A combination of tomorrow’s high tides with the forecast high winds and heavy rainfall would likely lead to a flooding event, he said.
Chief Superintendent Tom Curley said the best advice available was to stay at home but refused to comment on school closures – advising that was a matter for the Department of Education.
Mr McGrath said a number of meetings between local and national agencies had already taken place, with more set to run throughout the day as preparations got underway for this winter’s first severe weather event.
“High tide is at 6.45am tomorrow morning and at 7.20pm tomorrow evening. There is currently a Red Marine Warning in place for the sea area that includes Galway and an Orange Storm Warning for Storm Barra for 6am Tuesday morning to 6am on Wednesday morning,” said Mr McGrath, adding that it was possible this storm warning could be raised to Red later today.
With high tide at 5.45 metres and a forecast storm surge of 1.05m, the risk of flooding was significant. In addition, winds were currently forecast to be South-West to West, said Mr McGrath, conducive to a flooding event in the city.
“It is potentially problematic . . . the hope would be that the storm surge doesn’t happen at the same time as high tide,” he added.
The flood protection barrier had been installed at Spanish Arch over the weekend and storm gullies had been cleaned. Sandbags were to be distributed throughout the day, said Mr McGrath.
Council staff would be on duty throughout the weather event and Gardaí would be operating rolling road closures from early morning. Carparks in Salthill were closed today, while tow trucks were on standby to remove any vehicles not moved by their owners before the high-risk period.
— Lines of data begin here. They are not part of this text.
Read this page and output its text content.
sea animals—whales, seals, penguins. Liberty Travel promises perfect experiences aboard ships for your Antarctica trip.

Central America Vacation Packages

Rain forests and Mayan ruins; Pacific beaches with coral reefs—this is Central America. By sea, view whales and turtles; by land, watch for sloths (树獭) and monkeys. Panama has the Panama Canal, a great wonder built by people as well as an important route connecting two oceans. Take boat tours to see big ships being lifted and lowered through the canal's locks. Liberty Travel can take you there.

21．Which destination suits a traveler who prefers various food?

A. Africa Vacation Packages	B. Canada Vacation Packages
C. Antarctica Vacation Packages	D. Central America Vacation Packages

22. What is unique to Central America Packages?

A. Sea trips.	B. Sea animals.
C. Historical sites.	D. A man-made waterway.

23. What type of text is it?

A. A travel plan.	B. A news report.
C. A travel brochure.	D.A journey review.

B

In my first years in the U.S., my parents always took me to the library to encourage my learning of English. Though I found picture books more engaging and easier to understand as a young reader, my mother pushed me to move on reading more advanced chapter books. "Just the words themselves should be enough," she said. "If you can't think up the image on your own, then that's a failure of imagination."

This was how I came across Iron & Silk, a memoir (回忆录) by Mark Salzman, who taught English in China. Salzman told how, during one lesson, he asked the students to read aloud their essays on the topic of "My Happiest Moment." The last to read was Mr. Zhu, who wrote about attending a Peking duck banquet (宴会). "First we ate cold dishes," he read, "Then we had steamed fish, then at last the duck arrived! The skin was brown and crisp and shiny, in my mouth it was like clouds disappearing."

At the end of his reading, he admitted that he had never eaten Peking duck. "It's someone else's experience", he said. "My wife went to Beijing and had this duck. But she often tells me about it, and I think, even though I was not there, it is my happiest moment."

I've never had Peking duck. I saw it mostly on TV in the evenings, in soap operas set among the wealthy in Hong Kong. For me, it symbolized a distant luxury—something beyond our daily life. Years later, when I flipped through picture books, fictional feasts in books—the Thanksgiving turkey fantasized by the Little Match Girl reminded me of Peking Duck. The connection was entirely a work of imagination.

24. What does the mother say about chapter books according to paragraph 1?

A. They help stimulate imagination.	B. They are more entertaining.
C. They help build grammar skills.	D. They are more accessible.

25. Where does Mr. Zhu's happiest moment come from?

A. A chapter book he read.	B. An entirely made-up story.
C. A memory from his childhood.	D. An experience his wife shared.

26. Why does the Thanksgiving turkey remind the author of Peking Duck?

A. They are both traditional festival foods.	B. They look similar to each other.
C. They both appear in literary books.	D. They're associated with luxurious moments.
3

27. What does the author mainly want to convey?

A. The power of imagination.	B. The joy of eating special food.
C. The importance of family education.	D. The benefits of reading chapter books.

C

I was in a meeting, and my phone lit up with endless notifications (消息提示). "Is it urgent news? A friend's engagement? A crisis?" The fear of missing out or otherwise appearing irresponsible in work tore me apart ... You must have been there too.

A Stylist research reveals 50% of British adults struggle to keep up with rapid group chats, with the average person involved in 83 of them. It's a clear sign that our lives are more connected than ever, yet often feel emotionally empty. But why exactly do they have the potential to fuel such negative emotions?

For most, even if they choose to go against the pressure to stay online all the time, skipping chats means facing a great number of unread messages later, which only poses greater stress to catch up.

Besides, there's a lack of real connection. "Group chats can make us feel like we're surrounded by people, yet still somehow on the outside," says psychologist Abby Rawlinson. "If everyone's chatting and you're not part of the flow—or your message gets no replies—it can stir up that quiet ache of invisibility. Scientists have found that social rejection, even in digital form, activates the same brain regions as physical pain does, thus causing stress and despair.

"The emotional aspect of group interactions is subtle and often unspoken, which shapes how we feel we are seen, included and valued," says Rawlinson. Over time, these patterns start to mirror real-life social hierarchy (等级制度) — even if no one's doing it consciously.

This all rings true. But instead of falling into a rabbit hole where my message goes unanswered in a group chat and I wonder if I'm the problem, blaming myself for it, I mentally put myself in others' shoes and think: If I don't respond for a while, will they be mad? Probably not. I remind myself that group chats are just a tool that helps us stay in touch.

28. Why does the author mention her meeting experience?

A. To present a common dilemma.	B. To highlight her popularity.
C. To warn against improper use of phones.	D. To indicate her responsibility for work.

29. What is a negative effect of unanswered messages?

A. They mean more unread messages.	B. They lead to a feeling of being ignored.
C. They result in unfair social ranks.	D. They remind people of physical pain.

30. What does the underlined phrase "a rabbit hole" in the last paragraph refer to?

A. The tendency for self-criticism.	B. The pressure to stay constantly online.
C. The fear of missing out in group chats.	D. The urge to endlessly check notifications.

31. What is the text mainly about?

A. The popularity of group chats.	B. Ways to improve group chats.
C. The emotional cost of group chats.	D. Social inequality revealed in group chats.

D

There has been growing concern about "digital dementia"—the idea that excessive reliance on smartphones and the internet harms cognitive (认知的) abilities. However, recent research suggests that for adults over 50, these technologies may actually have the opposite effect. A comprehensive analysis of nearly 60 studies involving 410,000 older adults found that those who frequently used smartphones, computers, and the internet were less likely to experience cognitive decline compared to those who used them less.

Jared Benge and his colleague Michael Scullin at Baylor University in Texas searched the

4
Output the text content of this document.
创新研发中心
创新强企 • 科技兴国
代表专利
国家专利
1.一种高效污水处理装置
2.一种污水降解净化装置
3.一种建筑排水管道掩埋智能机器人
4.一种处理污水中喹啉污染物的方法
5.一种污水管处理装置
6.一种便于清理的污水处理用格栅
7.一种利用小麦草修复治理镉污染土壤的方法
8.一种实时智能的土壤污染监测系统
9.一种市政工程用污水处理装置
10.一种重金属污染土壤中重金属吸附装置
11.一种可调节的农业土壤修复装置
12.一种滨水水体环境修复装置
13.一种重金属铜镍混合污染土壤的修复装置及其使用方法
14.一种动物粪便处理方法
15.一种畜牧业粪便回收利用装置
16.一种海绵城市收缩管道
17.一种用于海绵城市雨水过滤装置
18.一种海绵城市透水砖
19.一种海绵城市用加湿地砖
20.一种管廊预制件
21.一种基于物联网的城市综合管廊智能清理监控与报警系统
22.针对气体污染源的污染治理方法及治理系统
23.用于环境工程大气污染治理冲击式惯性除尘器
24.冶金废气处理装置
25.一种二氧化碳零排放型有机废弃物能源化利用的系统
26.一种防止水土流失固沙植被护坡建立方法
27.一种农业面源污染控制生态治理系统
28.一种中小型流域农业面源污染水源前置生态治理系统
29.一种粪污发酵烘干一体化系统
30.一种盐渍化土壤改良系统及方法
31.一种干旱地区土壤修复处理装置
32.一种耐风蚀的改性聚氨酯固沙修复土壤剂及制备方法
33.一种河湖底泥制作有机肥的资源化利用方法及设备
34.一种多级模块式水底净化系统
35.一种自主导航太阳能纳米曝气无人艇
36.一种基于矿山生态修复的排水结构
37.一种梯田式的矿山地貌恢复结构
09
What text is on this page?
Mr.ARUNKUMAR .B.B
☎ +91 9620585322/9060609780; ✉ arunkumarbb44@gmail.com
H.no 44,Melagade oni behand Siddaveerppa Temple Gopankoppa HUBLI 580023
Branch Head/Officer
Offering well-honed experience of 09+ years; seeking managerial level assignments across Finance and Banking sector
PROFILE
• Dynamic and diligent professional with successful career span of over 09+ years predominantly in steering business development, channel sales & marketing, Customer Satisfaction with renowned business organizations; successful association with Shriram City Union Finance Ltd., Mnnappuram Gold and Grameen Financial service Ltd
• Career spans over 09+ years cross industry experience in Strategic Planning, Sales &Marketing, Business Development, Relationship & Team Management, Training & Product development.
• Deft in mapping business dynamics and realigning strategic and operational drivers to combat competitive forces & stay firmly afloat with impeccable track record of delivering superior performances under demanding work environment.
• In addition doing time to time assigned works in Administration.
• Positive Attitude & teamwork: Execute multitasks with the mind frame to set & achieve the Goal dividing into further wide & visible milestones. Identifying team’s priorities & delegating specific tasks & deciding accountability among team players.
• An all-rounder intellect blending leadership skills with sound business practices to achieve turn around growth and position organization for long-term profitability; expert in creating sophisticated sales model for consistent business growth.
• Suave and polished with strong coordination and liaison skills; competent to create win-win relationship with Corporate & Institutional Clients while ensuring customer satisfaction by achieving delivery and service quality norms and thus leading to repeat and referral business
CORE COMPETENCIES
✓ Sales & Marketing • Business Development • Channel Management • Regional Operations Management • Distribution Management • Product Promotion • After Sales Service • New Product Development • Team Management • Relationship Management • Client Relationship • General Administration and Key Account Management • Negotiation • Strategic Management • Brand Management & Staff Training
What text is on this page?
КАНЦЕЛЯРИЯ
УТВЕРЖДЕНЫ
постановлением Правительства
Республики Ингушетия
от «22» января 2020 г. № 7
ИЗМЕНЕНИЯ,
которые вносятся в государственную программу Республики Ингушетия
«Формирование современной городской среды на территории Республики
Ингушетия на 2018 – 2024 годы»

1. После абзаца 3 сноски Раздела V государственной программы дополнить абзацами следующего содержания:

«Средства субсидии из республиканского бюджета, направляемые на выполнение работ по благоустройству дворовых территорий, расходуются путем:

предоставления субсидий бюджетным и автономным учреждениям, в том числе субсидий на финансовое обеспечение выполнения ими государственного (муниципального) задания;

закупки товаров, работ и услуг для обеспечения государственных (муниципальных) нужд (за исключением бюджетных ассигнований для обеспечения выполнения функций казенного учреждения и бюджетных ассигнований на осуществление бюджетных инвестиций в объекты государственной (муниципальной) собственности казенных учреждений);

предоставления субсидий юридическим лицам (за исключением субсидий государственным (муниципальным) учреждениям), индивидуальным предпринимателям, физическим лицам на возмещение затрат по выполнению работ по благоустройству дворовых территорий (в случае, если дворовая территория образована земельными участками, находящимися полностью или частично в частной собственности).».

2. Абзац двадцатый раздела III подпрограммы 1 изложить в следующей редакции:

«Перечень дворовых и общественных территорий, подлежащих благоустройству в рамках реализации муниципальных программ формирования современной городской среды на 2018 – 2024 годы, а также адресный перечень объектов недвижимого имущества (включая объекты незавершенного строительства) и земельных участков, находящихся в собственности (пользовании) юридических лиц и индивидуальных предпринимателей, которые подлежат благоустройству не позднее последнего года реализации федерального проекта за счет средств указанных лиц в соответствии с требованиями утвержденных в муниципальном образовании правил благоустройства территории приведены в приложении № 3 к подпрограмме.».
Chief Supt Curley said it was imperative people stayed home where possible.
The best way to say safe was to “leave the bicycle or the car in the driveway” from early tomorrow morning, and to stay indoors until the worst of the storm had passed.
Met Éireann has warned of potential for flooding in the West, with Storm Barra bringing “severe or damaging gusts” of up to 130km/h.
A Status Orange wind warning has been issued for Galway, Clare, Limerick, Kerry and Cork from 6am Tuesday to 6am Wednesday, with southerly winds, later becoming northwesterly, with mean speeds of 65 to 80km/h and gusts of up to 130km/h possibly higher in coastal areas.
“High waves, high tides, heavy rain and storm surge will lead to wave overtopping and a significant possibility of coastal flooding. Disruption to power and travel are likely,” Met Éireann said.